The most dangerous form of atrial flutter is when the AV node allows every atrial impulse to conduct to the ventricles and there is 1 ventricular beat for every 1 atrial beat (1:1). The typical atrial rate in atrial flutter is 240 to 300 beats per minute. Therefore, if a person develops 1:1 atrial flutter the heart rate would be 240 to 300 beats per minute. This is not a sustainable heart rate and can lead to other, more dangerous abnormal heart rhythms. 1:1 atrial flutter has been noted to occur rarely amongst people taking certain antiarrhythmic medications, such as flecainide or propafenone. Fortunately this is very uncommon and is usually prevented by also prescribing a rate controlling medication like beta-blocker or calcium channel blocker.

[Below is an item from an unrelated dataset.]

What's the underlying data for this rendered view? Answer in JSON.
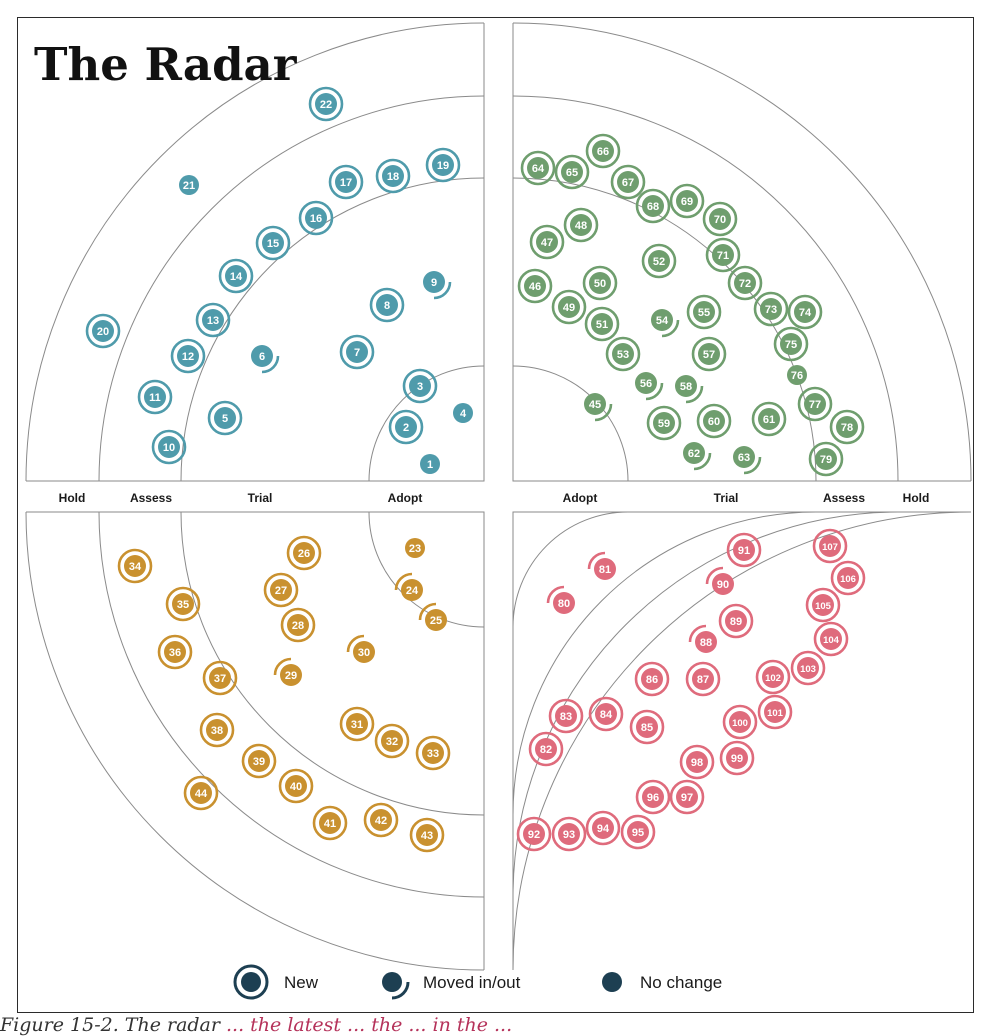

Sometimes atrial flutter can go away on its own. However, even when it does go away spontaneously there is a high risk of recurrence. Therefore, your doctor may recommend certain treatments which may include medications and/or procedures. One of the most important parts of an effective atrial flutter treatment plan is to treat any underlying risk factors which are contributing to the arrhythmia. Most risk factors for atrial fibrillation or atrial flutter are what we call modifiable risk factors. The notable exceptions are age, gender and genetics.
Modifiable risk factors
Atrial fibrillation and atrial flutter can occur in athletes. In fact some studies have shown an increased incidence of atrial fibrillation amongst high intensity, competitive endurance athletes. In general however, athletes have improved cardiovascular fitness and less obesity, high blood pressure, diabetes, and sleep apnea. All of these have a positive effect on decreasing an athlete’s risk of developing atrial fibrillation and atrial flutter.